Omnidirectional and Directional Antennas
Drone antennas can be directional (helical and patch antennas) or omnidirectional. Directional antennas radiate the signal in a single direction within a limited coverage plane but provide high stability. Omnidirectional antennas can transmit and receive signals in multiple directions during short-range flights; however, they still have zones of lower gain where the signal is weaker.
FPV drones most commonly use omnidirectional circularly polarised antennas (RHCP/LHCP). These ensure signal stability even in the presence of obstacles such as buildings, trees, or other physical barriers. Directional circularly polarised antennas, known as helical antennas, are better suited for long-range flights. They cover wide frequency ranges and offer high gain.
| Antenna Type | Directionality | Advantages |
Disadvantages |
| Omnidirectional (Omni) | 360 degrees | Stable signal in any drone orientation | Limited communication range |
| Patch Antenna (Patch) | Directional (sector) | Long range within the sector | Signal is lost outside the viewing angle |
| Helical | Narrow directional | Maximum range and penetration | Requires precise alignment with the drone |
The most effective configuration is to use drones with two antennas employing diversity technology. This provides a stable signal at short distances via the omnidirectional antenna and automatically switches to the directional antenna (patch) for long-range flights, delivering a stronger signal under such conditions.
Omnidirectional antennas are best suited for manoeuvring flights nearby, including between buildings. A common example is the universal multi-purpose Cloverleaf antenna, named for its compact, three-leaf shape. Another design resembles a mushroom form.
The Pagoda antenna features circular polarisation. Its multi-layer structure creates phase shifts between fibreglass layers, achieving maximum field uniformity and allowing the signal to pass confidently through obstacles. The Pagoda demonstrates excellent penetration resistance but has greater weight.
For long-range flights, compact and efficient directional patch antennas or helical antennas aimed in a specific direction are more appropriate.
The Concept of the Radio Horizon
There is an objective limitation to the distance over which a radio signal can be transmitted, defined by the concept of the radio horizon. Radio waves travel in a roughly straight line, and due to the Earth’s curvature, the signal is eventually lost beyond a certain distance. This portion of the route is called the radio horizon, or “line-of-sight range”, and is influenced by environmental features, terrain, and atmospheric conditions. Any obstacle (for example, a hill) can reduce the radio horizon.

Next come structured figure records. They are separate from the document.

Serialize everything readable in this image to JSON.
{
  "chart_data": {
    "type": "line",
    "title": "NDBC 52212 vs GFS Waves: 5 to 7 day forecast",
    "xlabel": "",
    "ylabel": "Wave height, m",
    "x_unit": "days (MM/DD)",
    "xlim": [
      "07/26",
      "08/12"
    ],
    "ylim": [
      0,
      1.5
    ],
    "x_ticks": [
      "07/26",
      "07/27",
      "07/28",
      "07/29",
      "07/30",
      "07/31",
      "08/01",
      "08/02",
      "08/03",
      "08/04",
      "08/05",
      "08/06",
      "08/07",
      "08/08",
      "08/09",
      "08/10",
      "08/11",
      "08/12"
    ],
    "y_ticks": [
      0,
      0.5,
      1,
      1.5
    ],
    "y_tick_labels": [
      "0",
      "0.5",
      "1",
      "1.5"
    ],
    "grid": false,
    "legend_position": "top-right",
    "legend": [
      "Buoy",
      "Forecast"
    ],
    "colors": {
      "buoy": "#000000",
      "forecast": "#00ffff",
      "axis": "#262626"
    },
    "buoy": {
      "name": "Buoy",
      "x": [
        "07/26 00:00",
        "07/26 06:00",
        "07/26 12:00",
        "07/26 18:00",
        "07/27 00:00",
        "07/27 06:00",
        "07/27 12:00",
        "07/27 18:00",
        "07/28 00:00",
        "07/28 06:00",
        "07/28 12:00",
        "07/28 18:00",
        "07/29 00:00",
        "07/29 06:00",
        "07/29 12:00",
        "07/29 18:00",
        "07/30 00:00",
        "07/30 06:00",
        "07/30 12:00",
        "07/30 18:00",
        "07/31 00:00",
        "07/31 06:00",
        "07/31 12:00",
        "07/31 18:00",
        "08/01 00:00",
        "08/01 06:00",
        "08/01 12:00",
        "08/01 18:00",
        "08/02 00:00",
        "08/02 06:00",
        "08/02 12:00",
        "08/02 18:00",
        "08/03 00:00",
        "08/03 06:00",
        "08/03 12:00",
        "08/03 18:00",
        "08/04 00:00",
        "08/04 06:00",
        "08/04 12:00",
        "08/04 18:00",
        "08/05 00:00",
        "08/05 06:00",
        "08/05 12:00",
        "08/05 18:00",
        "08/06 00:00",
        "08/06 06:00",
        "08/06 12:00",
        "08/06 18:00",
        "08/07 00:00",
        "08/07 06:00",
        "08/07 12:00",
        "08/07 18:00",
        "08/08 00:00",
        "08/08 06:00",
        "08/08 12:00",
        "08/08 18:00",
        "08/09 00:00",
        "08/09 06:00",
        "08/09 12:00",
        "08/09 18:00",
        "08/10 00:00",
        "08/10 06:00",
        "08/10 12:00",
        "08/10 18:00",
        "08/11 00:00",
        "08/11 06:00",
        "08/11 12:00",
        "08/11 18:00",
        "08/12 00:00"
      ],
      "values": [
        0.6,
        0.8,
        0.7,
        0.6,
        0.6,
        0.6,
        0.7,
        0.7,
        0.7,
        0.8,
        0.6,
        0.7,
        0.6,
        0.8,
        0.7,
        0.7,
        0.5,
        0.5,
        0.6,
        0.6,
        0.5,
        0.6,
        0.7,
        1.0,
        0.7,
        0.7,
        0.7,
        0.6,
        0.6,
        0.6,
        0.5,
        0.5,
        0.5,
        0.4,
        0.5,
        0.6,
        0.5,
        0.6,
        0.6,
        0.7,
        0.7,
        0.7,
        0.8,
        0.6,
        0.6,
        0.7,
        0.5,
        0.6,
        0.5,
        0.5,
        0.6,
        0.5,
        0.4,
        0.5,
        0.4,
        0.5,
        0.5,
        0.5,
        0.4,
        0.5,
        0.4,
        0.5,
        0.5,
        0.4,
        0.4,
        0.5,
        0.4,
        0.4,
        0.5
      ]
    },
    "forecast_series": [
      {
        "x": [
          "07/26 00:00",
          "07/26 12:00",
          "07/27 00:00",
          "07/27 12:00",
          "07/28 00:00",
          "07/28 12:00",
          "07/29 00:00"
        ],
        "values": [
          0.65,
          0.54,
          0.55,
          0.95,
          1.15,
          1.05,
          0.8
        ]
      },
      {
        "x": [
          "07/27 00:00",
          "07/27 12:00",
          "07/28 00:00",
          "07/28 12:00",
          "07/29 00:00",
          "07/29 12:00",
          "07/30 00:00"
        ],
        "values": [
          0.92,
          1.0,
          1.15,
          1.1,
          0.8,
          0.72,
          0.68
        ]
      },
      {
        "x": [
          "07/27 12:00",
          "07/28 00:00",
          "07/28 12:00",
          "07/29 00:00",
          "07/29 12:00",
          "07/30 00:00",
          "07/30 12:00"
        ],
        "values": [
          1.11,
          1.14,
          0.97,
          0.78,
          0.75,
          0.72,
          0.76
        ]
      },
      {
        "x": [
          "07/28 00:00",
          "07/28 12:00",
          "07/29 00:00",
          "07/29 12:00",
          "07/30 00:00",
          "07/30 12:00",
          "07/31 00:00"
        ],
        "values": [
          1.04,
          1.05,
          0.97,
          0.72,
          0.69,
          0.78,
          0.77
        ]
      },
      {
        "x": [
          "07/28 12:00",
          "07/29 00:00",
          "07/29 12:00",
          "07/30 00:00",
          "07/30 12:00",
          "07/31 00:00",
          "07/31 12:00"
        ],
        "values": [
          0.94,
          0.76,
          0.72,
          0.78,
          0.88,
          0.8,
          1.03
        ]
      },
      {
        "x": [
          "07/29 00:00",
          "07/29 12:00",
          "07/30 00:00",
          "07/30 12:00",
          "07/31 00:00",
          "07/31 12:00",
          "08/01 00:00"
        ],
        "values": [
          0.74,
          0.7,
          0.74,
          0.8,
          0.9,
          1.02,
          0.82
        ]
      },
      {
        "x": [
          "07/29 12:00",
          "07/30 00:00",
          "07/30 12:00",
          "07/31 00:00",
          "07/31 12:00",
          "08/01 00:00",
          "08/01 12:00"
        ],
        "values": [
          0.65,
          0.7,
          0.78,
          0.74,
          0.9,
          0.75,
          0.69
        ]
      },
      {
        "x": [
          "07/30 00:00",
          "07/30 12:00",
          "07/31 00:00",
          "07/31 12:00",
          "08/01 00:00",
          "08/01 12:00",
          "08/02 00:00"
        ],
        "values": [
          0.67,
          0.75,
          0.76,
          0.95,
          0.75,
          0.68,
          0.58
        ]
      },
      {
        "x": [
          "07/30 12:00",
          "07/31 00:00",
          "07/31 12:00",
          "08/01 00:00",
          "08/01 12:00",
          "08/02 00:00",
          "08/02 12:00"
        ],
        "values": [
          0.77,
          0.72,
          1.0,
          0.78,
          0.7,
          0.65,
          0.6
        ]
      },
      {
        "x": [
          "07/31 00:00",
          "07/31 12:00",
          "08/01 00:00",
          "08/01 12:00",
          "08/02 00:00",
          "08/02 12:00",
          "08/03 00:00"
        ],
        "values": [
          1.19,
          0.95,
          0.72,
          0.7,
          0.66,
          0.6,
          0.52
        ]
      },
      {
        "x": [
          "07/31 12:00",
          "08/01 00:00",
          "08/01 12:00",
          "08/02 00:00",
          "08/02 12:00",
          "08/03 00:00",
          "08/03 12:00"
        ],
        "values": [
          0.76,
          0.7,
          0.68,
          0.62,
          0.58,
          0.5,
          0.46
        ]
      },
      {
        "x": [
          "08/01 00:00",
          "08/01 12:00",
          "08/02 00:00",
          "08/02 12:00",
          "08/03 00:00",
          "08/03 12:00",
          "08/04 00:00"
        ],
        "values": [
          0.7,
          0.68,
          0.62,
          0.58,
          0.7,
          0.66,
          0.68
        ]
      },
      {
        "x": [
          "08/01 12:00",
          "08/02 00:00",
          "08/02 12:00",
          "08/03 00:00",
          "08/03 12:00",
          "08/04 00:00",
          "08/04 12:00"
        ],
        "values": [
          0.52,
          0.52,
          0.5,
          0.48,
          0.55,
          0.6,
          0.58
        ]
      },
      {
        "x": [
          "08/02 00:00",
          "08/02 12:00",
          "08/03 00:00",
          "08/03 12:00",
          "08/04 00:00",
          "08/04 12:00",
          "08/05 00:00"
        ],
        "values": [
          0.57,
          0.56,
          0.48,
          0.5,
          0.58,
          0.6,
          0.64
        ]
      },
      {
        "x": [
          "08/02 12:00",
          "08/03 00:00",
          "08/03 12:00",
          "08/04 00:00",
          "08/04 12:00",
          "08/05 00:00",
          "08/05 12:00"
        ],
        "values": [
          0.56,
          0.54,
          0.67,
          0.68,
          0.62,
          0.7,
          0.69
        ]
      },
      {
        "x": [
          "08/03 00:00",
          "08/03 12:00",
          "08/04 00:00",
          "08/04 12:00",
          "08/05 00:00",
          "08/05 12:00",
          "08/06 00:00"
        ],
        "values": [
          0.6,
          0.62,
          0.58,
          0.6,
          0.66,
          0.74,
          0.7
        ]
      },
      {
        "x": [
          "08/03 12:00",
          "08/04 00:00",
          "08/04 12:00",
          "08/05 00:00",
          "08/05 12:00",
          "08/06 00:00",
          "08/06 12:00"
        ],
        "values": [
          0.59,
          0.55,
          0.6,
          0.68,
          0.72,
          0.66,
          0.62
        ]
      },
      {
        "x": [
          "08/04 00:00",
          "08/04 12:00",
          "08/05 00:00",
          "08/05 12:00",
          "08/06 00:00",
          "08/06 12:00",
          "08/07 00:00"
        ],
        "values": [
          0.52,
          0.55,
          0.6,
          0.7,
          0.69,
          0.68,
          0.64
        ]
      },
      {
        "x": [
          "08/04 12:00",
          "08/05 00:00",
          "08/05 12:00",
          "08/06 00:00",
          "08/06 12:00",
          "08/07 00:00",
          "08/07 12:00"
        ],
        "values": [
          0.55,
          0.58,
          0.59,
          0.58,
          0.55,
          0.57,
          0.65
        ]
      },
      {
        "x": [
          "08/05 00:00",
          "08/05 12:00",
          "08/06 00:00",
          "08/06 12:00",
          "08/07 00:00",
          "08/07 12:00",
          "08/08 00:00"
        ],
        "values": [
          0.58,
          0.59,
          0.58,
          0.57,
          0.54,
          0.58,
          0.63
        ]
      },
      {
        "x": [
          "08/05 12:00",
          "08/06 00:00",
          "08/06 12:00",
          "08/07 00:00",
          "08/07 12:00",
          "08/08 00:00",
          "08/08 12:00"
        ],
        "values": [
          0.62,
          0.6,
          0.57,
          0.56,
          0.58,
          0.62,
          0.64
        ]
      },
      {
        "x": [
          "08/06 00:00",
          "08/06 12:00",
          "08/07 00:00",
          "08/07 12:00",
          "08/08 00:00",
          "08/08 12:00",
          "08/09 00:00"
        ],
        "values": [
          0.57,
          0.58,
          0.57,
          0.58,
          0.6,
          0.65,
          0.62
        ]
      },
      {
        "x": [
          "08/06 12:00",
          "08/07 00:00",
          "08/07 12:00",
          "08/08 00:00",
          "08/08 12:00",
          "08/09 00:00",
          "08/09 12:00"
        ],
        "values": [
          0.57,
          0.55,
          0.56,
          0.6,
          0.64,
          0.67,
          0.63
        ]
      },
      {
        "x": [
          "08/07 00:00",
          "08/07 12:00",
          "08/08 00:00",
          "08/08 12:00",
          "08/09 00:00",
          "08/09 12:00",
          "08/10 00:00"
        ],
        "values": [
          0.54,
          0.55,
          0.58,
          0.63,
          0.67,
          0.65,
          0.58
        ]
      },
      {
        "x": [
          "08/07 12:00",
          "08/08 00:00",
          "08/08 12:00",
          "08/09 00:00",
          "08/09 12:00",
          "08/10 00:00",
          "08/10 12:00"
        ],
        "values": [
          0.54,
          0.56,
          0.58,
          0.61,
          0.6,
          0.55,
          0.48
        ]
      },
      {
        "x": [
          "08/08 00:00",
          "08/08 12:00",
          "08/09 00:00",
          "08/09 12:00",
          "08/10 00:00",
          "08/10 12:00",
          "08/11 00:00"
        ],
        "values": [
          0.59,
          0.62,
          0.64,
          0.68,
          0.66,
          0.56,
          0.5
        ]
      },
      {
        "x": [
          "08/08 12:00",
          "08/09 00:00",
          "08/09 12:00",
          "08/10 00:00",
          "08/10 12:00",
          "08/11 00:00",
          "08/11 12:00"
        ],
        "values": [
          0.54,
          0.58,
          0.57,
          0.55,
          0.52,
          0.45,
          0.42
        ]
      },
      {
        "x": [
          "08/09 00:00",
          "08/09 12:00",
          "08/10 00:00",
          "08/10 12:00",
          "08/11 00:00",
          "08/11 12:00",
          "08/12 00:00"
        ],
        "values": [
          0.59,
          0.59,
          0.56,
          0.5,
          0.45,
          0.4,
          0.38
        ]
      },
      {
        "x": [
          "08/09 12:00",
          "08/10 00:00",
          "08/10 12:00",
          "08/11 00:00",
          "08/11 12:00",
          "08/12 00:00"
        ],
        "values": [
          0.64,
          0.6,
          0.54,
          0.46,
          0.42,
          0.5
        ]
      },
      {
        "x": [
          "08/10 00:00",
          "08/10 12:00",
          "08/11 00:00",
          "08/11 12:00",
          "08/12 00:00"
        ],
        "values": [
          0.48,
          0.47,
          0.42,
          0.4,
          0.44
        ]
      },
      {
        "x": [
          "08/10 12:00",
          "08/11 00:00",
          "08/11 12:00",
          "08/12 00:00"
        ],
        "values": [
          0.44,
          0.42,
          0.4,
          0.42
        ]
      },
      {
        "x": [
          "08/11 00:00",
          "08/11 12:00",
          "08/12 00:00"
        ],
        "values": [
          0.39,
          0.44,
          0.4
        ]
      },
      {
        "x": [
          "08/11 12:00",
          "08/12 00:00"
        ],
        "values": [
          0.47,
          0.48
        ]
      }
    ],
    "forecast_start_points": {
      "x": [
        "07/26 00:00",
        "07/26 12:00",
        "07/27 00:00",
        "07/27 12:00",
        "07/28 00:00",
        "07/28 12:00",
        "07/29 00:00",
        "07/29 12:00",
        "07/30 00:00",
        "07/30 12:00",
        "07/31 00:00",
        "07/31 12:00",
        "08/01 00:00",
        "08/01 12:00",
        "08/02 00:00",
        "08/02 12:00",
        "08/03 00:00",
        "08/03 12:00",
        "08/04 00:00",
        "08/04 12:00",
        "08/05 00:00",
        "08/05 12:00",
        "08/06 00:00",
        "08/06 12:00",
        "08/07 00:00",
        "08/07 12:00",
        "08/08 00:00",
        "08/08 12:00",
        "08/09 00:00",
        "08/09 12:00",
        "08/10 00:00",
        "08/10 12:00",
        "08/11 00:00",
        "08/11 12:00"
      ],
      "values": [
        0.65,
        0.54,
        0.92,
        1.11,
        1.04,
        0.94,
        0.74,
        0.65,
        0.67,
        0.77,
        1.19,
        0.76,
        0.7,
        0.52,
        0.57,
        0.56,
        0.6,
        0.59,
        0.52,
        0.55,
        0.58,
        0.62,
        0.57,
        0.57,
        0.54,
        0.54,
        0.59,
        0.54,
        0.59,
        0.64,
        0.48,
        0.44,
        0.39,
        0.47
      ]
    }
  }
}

The radio horizon can be extended by flying at higher altitude above sea level. At the same distance, lowering the drone may cause both video and control signals to disappear. To further increase communication range, the receiving antenna can be raised on a mast. You can significantly increase the flight range and stabilize the signal in the conditions of electronic warfare operations using a round station repeater.
The Impact of Electronic Warfare on Video Signal
Electronic warfare systems detect drones and create interference for video links and control signals through radio emissions in the form of noise. This interference can degrade video quality, introduce delays, or completely disrupt the signal, leading to impaired targeting and loss of drone control. EW systems vary in operating principles and range.
Knowing what an FPV drone is and how it works it possible to minimise interference by using relay drones that accompany strike UAVs and amplify their signals. It is also possible to change frequencies and prioritise the use of directional antennas.